7 payloads will go with Aditya L1

The seven payloads that will be sent with the Aditya L1 mission are Visible Emission Line Coronagraph (VELC), Solar Ultra-Violet Imaging Telescope (SUIT), Aditya Solar Wind Particle Experiment (ASPEX), Plasma Analyzer Package for Aditya (PAPA). , Solar Low Energy X-ray Spectrometer (SoLEXS), High Energy L1 Orbiting X-ray Spectrometer (HEL1OS) and Magnetometer payload.

The Visible Emission Line Coronagraph (VELC) payload will study the dynamics of the solar corona and coronal mass ejections.

The Solar Ultra-Violet Imaging Telescope (SUIT) payload will image the solar photosphere and chromosphere at near ultraviolet wavelengths and study changes in solar irradiance (light energy coming from the Sun to Earth).

The Aditya Solar Wind Particle Experiment (ASPEX) and Plasma Analyst Package for Aditya (PAPA) payloads will study the solar wind (solar storm that arises around the Sun) and energetic particles. This payload will also study the energy distribution of these particles.

The Solar Low Energy X-ray Spectrometer (SoLEXS) and the High Energy L1 Orbiting

The magnetometer payload will study the interplanetary magnetic field at the L1 point.

Aditya L1 made in India only

According to an ISRO official, Aditya L1 is a completely indigenous effort to be made with the participation of the country's institutions. The Indian Institute of Astrophysics (IIA) Visible Emission Line Coronagraph in Bangalore created its payloads.

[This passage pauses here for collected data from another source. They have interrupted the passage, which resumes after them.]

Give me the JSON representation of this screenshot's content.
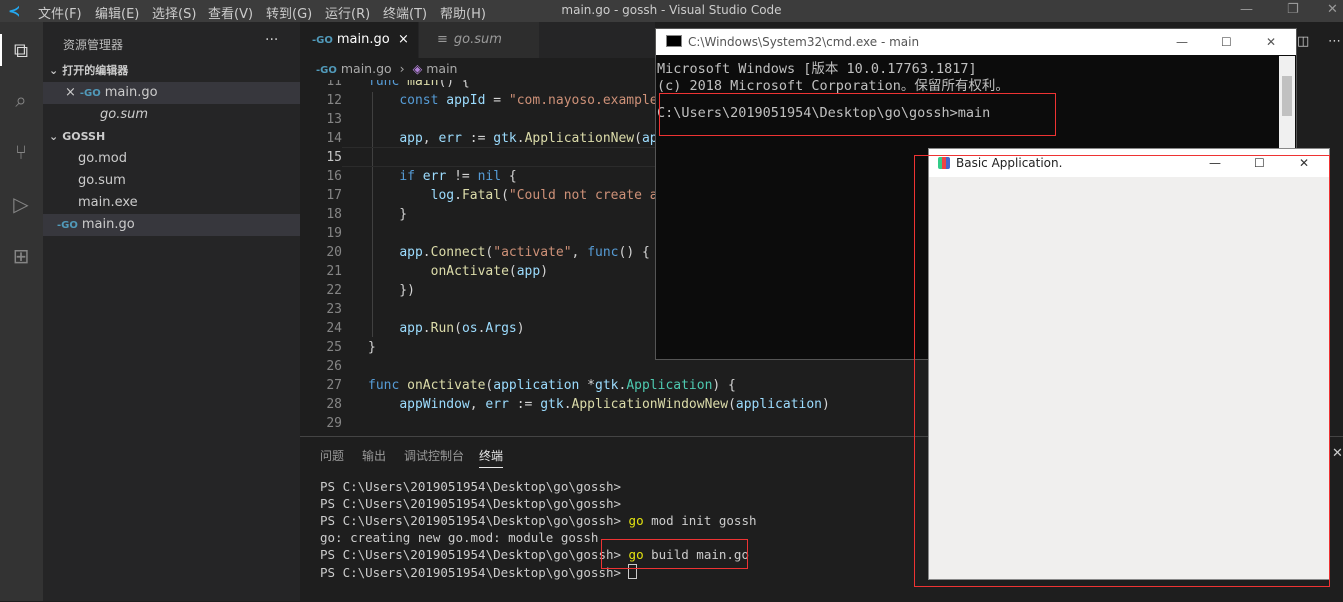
{
  "titlebar": {
    "title": "main.go - gossh - Visual Studio Code",
    "menu": [
      "文件(F)",
      "编辑(E)",
      "选择(S)",
      "查看(V)",
      "转到(G)",
      "运行(R)",
      "终端(T)",
      "帮助(H)"
    ]
  },
  "sidebar": {
    "header": "资源管理器",
    "more": "···",
    "open_editors_title": "打开的编辑器",
    "open_editors": [
      {
        "icon": "go",
        "name": "main.go",
        "close": "×"
      },
      {
        "name": "go.sum"
      }
    ],
    "folder_title": "GOSSH",
    "files": [
      {
        "name": "go.mod"
      },
      {
        "name": "go.sum"
      },
      {
        "name": "main.exe"
      },
      {
        "icon": "go",
        "name": "main.go"
      }
    ]
  },
  "editor": {
    "tabs": [
      {
        "icon": "-GO",
        "label": "main.go",
        "close": "×"
      },
      {
        "label": "go.sum"
      }
    ],
    "breadcrumb": {
      "file": "main.go",
      "sep": "›",
      "symbol": "main"
    },
    "line_numbers": [
      "11",
      "12",
      "13",
      "14",
      "15",
      "16",
      "17",
      "18",
      "19",
      "20",
      "21",
      "22",
      "23",
      "24",
      "25",
      "26",
      "27",
      "28",
      "29"
    ]
  },
  "panel": {
    "tabs": [
      "问题",
      "输出",
      "调试控制台",
      "终端"
    ],
    "active_tab": "终端",
    "terminal": [
      {
        "prompt": "PS C:\\Users\\2019051954\\Desktop\\go\\gossh>",
        "cmd_kw": "",
        "cmd_rest": ""
      },
      {
        "prompt": "PS C:\\Users\\2019051954\\Desktop\\go\\gossh>",
        "cmd_kw": "",
        "cmd_rest": ""
      },
      {
        "prompt": "PS C:\\Users\\2019051954\\Desktop\\go\\gossh>",
        "cmd_kw": " go",
        "cmd_rest": " mod init gossh"
      },
      {
        "prompt": "go: creating new go.mod: module gossh",
        "cmd_kw": "",
        "cmd_rest": ""
      },
      {
        "prompt": "PS C:\\Users\\2019051954\\Desktop\\go\\gossh>",
        "cmd_kw": " go",
        "cmd_rest": " build main.go"
      },
      {
        "prompt": "PS C:\\Users\\2019051954\\Desktop\\go\\gossh>",
        "cmd_kw": "",
        "cmd_rest": ""
      }
    ]
  },
  "cmd": {
    "title": "C:\\Windows\\System32\\cmd.exe - main",
    "lines": [
      "Microsoft Windows [版本 10.0.17763.1817]",
      "(c) 2018 Microsoft Corporation。保留所有权利。",
      "",
      "C:\\Users\\2019051954\\Desktop\\go\\gossh>main"
    ]
  },
  "gtk": {
    "title": "Basic Application."
  },
  "colors": {
    "accent": "#007acc",
    "highlight_box": "#e33333"
  }
}
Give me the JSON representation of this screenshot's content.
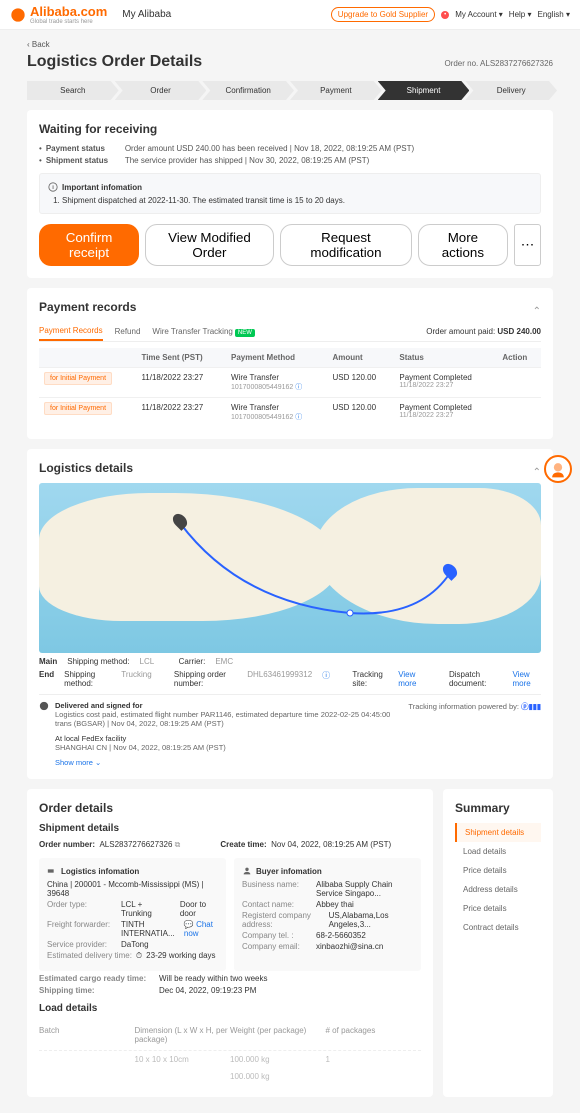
{
  "topbar": {
    "brand": "Alibaba.com",
    "tagline": "Global trade starts here",
    "myalibaba": "My Alibaba",
    "gold": "Upgrade to Gold Supplier",
    "account": "My Account",
    "help": "Help",
    "lang": "English"
  },
  "page": {
    "back": "Back",
    "title": "Logistics Order Details",
    "order_no_label": "Order no.",
    "order_no": "ALS2837276627326"
  },
  "steps": [
    "Search",
    "Order",
    "Confirmation",
    "Payment",
    "Shipment",
    "Delivery"
  ],
  "status": {
    "heading": "Waiting for receiving",
    "payment_label": "Payment status",
    "payment_text": "Order amount USD 240.00 has been received  |  Nov 18, 2022, 08:19:25 AM (PST)",
    "shipment_label": "Shipment status",
    "shipment_text": "The service provider has shipped  |  Nov 30, 2022, 08:19:25 AM (PST)",
    "info_head": "Important infomation",
    "info_item": "Shipment dispatched at 2022-11-30. The estimated transit time is 15 to 20 days.",
    "actions": {
      "confirm": "Confirm receipt",
      "view": "View Modified Order",
      "request": "Request modification",
      "more": "More actions"
    }
  },
  "payment": {
    "heading": "Payment records",
    "tabs": {
      "records": "Payment Records",
      "refund": "Refund",
      "wire": "Wire Transfer Tracking"
    },
    "paid_label": "Order amount paid:",
    "paid_amount": "USD 240.00",
    "columns": [
      "",
      "Time Sent (PST)",
      "Payment Method",
      "Amount",
      "Status",
      "Action"
    ],
    "rows": [
      {
        "tag": "for Initial Payment",
        "time": "11/18/2022 23:27",
        "method": "Wire Transfer",
        "method_sub": "1017000805449162",
        "amount": "USD 120.00",
        "status": "Payment Completed",
        "status_sub": "11/18/2022 23:27"
      },
      {
        "tag": "for Initial Payment",
        "time": "11/18/2022 23:27",
        "method": "Wire Transfer",
        "method_sub": "1017000805449162",
        "amount": "USD 120.00",
        "status": "Payment Completed",
        "status_sub": "11/18/2022 23:27"
      }
    ]
  },
  "logistics": {
    "heading": "Logistics details",
    "main_label": "Main",
    "end_label": "End",
    "ship_method_label": "Shipping method:",
    "main_method": "LCL",
    "carrier_label": "Carrier:",
    "carrier": "EMC",
    "end_method": "Trucking",
    "ship_order_label": "Shipping order number:",
    "ship_order": "DHL63461999312",
    "track_site_label": "Tracking site:",
    "dispatch_label": "Dispatch document:",
    "view_more": "View more",
    "track_head": "Delivered and signed for",
    "track_sub": "Logistics cost paid, estimated flight number PAR1146, estimated departure time 2022-02-25 04:45:00",
    "track_meta": "trans (BGSAR)  |  Nov 04, 2022, 08:19:25 AM (PST)",
    "track_item": "At local FedEx facility",
    "track_item_meta": "SHANGHAI CN  |  Nov 04, 2022, 08:19:25 AM (PST)",
    "powered": "Tracking information powered by:",
    "show_more": "Show more"
  },
  "order": {
    "heading": "Order details",
    "summary": "Summary",
    "side": [
      "Shipment details",
      "Load details",
      "Price details",
      "Address details",
      "Price details",
      "Contract details"
    ],
    "shipment_details": "Shipment details",
    "order_number_label": "Order number:",
    "order_number": "ALS2837276627326",
    "create_label": "Create time:",
    "create_time": "Nov 04, 2022, 08:19:25 AM (PST)",
    "logi_head": "Logistics infomation",
    "buyer_head": "Buyer infomation",
    "logi": {
      "route": "China | 200001 - Mccomb-Mississippi (MS) | 39648",
      "order_type_k": "Order type:",
      "order_type_v": "LCL + Trunking",
      "door": "Door to door",
      "freight_k": "Freight forwarder:",
      "freight_v": "TINTH INTERNATIA...",
      "chat": "Chat now",
      "provider_k": "Service provider:",
      "provider_v": "DaTong",
      "delivery_k": "Estimated delivery time:",
      "delivery_v": "23-29 working days"
    },
    "buyer": {
      "biz_k": "Business name:",
      "biz_v": "Alibaba Supply Chain Service Singapo...",
      "contact_k": "Contact name:",
      "contact_v": "Abbey thai",
      "addr_k": "Registerd company address:",
      "addr_v": "US,Alabama,Los Angeles,3...",
      "tel_k": "Company tel. :",
      "tel_v": "68-2-5660352",
      "email_k": "Company email:",
      "email_v": "xinbaozhi@sina.cn"
    },
    "cargo_k": "Estimated cargo ready time:",
    "cargo_v": "Will be ready within two weeks",
    "shiptime_k": "Shipping time:",
    "shiptime_v": "Dec 04, 2022, 09:19:23 PM",
    "load_details": "Load details",
    "load_cols": [
      "Batch",
      "Dimension (L x W x H, per package)",
      "Weight (per package)",
      "# of packages"
    ],
    "load_rows": [
      [
        "",
        "10 x 10 x 10cm",
        "100.000 kg",
        "1"
      ],
      [
        "",
        "",
        "100.000 kg",
        ""
      ]
    ]
  }
}
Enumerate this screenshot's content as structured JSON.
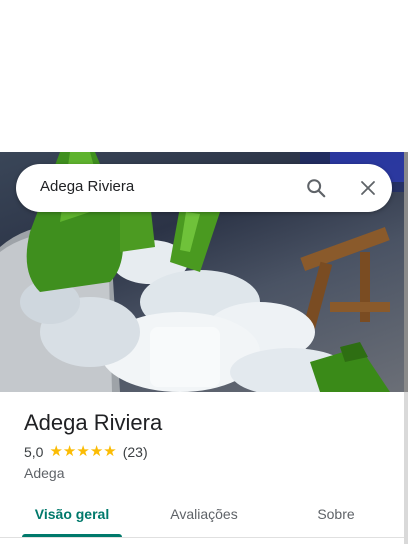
{
  "search": {
    "query": "Adega Riviera"
  },
  "place": {
    "name": "Adega Riviera",
    "rating": "5,0",
    "stars": 5,
    "review_count": "(23)",
    "category": "Adega"
  },
  "tabs": [
    {
      "label": "Visão geral",
      "active": true
    },
    {
      "label": "Avaliações",
      "active": false
    },
    {
      "label": "Sobre",
      "active": false
    }
  ],
  "colors": {
    "accent": "#00796b",
    "star": "#fbbc04"
  },
  "icons": {
    "search": "search-icon",
    "close": "close-icon",
    "star": "star-icon"
  }
}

While the Inter-University Center for Astronomy and Astrophysics Pune has developed the Solar Ultraviolet Imager payload for the mission.

Why is the study of the Sun necessary?

The Sun is the center of the solar system in which our Earth exists. All the eight planets revolve around the Sun. There is life on earth because of the Sun. Energy flows continuously from the Sun. We call them charged particles. By studying the Sun, it can be understood how changes in the Sun can affect space and life on Earth.